Perfil dos infratores


Além do detalhamento dos atos infracionais, o relatório traz uma dimensão dos perfis dos menores infratores. O documento aponta, a partir de um levantamento feito por amostragem, que "os autores de atos infracionais são, de forma exponencial, do sexo masculino, com idade entre 15 anos e 17 anos".


Quase a totalidade dos adolescentes infratores estudam em escola pública (99,83%). A maioria (70%) possui renda familiar de até 3,5 salários mínimos.  No recorte de cor, 66% são pardos, 16% são pretos e 15% são brancos - outras etnias e pessoas que não responderam somam 3%. 


Os atos infracionais praticados por pessoas do sexo masculino representam 84% dos casos - 16% são praticados por pessoas do sexo feminino.



Como recuperá-los


Os menores de idade são considerados inimputáveis pelo Código Penal e, portanto, devem ter punições diferentes dos adultos. A responsabilização dos menores infratores é feita pelo sistema socioeducativo, que inclui, além de punições e eventuais internações, medidas para evitar a reincidência.

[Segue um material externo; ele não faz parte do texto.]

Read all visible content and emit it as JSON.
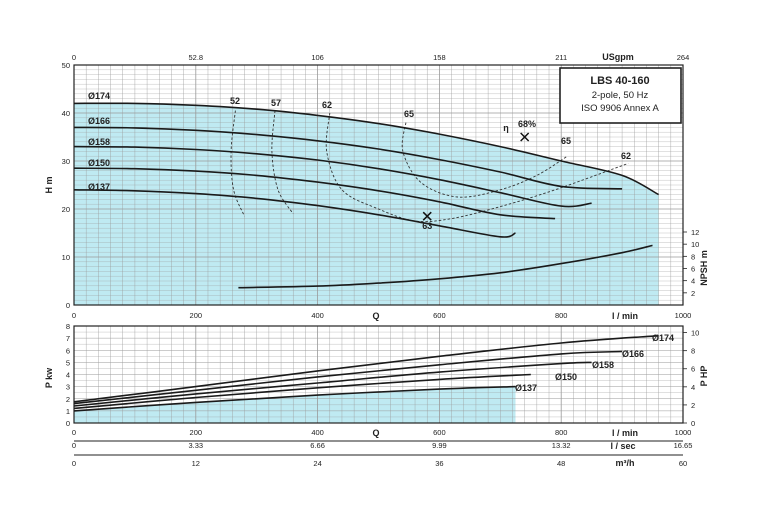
{
  "colors": {
    "fill": "#bfeaf2",
    "grid": "#9a9a9a",
    "curve": "#1a1a1a",
    "frame": "#222222"
  },
  "title_box": {
    "model": "LBS 40-160",
    "line2": "2-pole, 50 Hz",
    "line3": "ISO 9906 Annex A"
  },
  "axes": {
    "q_lmin": {
      "label": "l / min",
      "ticks": [
        "0",
        "200",
        "400",
        "600",
        "800",
        "1000"
      ],
      "range": [
        0,
        1000
      ]
    },
    "q_usgpm": {
      "label": "USgpm",
      "ticks": [
        "0",
        "52.8",
        "106",
        "158",
        "211",
        "264"
      ]
    },
    "q_lsec": {
      "label": "l / sec",
      "ticks": [
        "0",
        "3.33",
        "6.66",
        "9.99",
        "13.32",
        "16.65"
      ]
    },
    "q_m3h": {
      "label": "m³/h",
      "ticks": [
        "0",
        "12",
        "24",
        "36",
        "48",
        "60"
      ]
    },
    "q_symbol": "Q",
    "head": {
      "label": "H m",
      "ticks": [
        "0",
        "10",
        "20",
        "30",
        "40",
        "50"
      ],
      "range": [
        0,
        50
      ]
    },
    "npsh": {
      "label": "NPSH m",
      "ticks": [
        "2",
        "4",
        "6",
        "8",
        "10",
        "12"
      ],
      "range": [
        0,
        12
      ]
    },
    "power_kw": {
      "label": "P kw",
      "ticks": [
        "0",
        "1",
        "2",
        "3",
        "4",
        "5",
        "6",
        "7",
        "8"
      ],
      "range": [
        0,
        8
      ]
    },
    "power_hp": {
      "label": "P HP",
      "ticks": [
        "0",
        "2",
        "4",
        "6",
        "8",
        "10"
      ],
      "range": [
        0,
        10.73
      ]
    }
  },
  "chart_data": [
    {
      "type": "line",
      "title": "LBS 40-160",
      "xlabel": "Q l / min",
      "ylabel": "H m",
      "xlim": [
        0,
        1000
      ],
      "ylim": [
        0,
        50
      ],
      "series": [
        {
          "name": "Ø174",
          "x": [
            0,
            100,
            200,
            300,
            400,
            500,
            600,
            700,
            800,
            900,
            960
          ],
          "y": [
            42,
            42,
            41.6,
            40.8,
            39.5,
            37.8,
            35.6,
            33,
            30,
            27,
            23
          ]
        },
        {
          "name": "Ø166",
          "x": [
            0,
            100,
            200,
            300,
            400,
            500,
            600,
            700,
            800,
            900
          ],
          "y": [
            37,
            36.9,
            36.4,
            35.5,
            34.2,
            32.5,
            30.3,
            27.7,
            24.7,
            24.2
          ]
        },
        {
          "name": "Ø158",
          "x": [
            0,
            100,
            200,
            300,
            400,
            500,
            600,
            700,
            800,
            850
          ],
          "y": [
            33,
            32.9,
            32.4,
            31.5,
            30.2,
            28.4,
            26.1,
            23.4,
            20.6,
            21.2
          ]
        },
        {
          "name": "Ø150",
          "x": [
            0,
            100,
            200,
            300,
            400,
            500,
            600,
            700,
            790
          ],
          "y": [
            28.5,
            28.4,
            27.9,
            27,
            25.6,
            23.8,
            21.5,
            18.8,
            18
          ]
        },
        {
          "name": "Ø137",
          "x": [
            0,
            100,
            200,
            300,
            400,
            500,
            600,
            700,
            725
          ],
          "y": [
            24,
            23.8,
            23.2,
            22.2,
            20.7,
            18.8,
            16.5,
            14.2,
            15
          ]
        }
      ],
      "efficiency_lines": [
        {
          "label": "52",
          "x": [
            265,
            258,
            262,
            280
          ],
          "y": [
            40.5,
            32,
            24,
            18.5
          ]
        },
        {
          "label": "57",
          "x": [
            330,
            325,
            335,
            360
          ],
          "y": [
            40.5,
            32,
            24,
            19
          ]
        },
        {
          "label": "62",
          "x": [
            420,
            415,
            440,
            500,
            560,
            620,
            700,
            790,
            910
          ],
          "y": [
            40,
            32,
            24,
            20,
            17.5,
            18,
            20.5,
            24,
            29.5
          ]
        },
        {
          "label": "65",
          "x": [
            545,
            540,
            570,
            630,
            700,
            760,
            810
          ],
          "y": [
            38,
            32,
            25.5,
            22.5,
            24,
            27,
            31
          ]
        }
      ],
      "efficiency_labels": [
        "η",
        "68%"
      ],
      "bep_markers": [
        {
          "label": "63",
          "x": 580,
          "y": 18.5
        },
        {
          "label": "",
          "x": 740,
          "y": 35
        }
      ]
    },
    {
      "type": "line",
      "title": "",
      "xlabel": "Q l / min",
      "ylabel": "NPSH m",
      "xlim": [
        0,
        1000
      ],
      "ylim": [
        0,
        12
      ],
      "series": [
        {
          "name": "",
          "x": [
            270,
            400,
            500,
            600,
            700,
            800,
            900,
            950
          ],
          "y": [
            2.85,
            3.1,
            3.6,
            4.3,
            5.3,
            6.8,
            8.6,
            9.8
          ]
        }
      ]
    },
    {
      "type": "line",
      "title": "",
      "xlabel": "Q l / min",
      "ylabel": "P kw",
      "xlim": [
        0,
        1000
      ],
      "ylim": [
        0,
        8
      ],
      "series": [
        {
          "name": "Ø174",
          "x": [
            0,
            200,
            400,
            600,
            800,
            960
          ],
          "y": [
            1.75,
            3.0,
            4.3,
            5.5,
            6.6,
            7.2
          ]
        },
        {
          "name": "Ø166",
          "x": [
            0,
            200,
            400,
            600,
            800,
            900
          ],
          "y": [
            1.6,
            2.7,
            3.8,
            4.8,
            5.7,
            5.9
          ]
        },
        {
          "name": "Ø158",
          "x": [
            0,
            200,
            400,
            600,
            800,
            850
          ],
          "y": [
            1.4,
            2.4,
            3.3,
            4.2,
            4.9,
            5.0
          ]
        },
        {
          "name": "Ø150",
          "x": [
            0,
            200,
            400,
            600,
            750
          ],
          "y": [
            1.2,
            2.1,
            2.9,
            3.6,
            4.0
          ]
        },
        {
          "name": "Ø137",
          "x": [
            0,
            200,
            400,
            600,
            725
          ],
          "y": [
            1.0,
            1.7,
            2.3,
            2.8,
            3.0
          ]
        }
      ]
    }
  ]
}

A Vara da Infância e da Juventude de BH possui uma parceria com o Centro de Formação Profissional Divina Providência (Cedipro) onde são oferecidos cursos profissionalizantes para os infratores e seus familiares. Em 2023, foram matriculados 140 adolescentes e 23 parentes por essa parceria.


Para a juíza Riza Nery, o sucesso desta iniciativa passa por um trabalho de acolhimento com a família dos adolescentes. "[A evolução] depende da vontade do menor e do apoio da família. Quando eles têm estrutura familiar, 80% saem recuperados. Lá dentro eles estudam, têm cursos profissionalizantes, e já saem também com emprego, porque nós temos outros projetos que acolhem esses egressos do socioeducativo para o trabalho", defende a magistrada.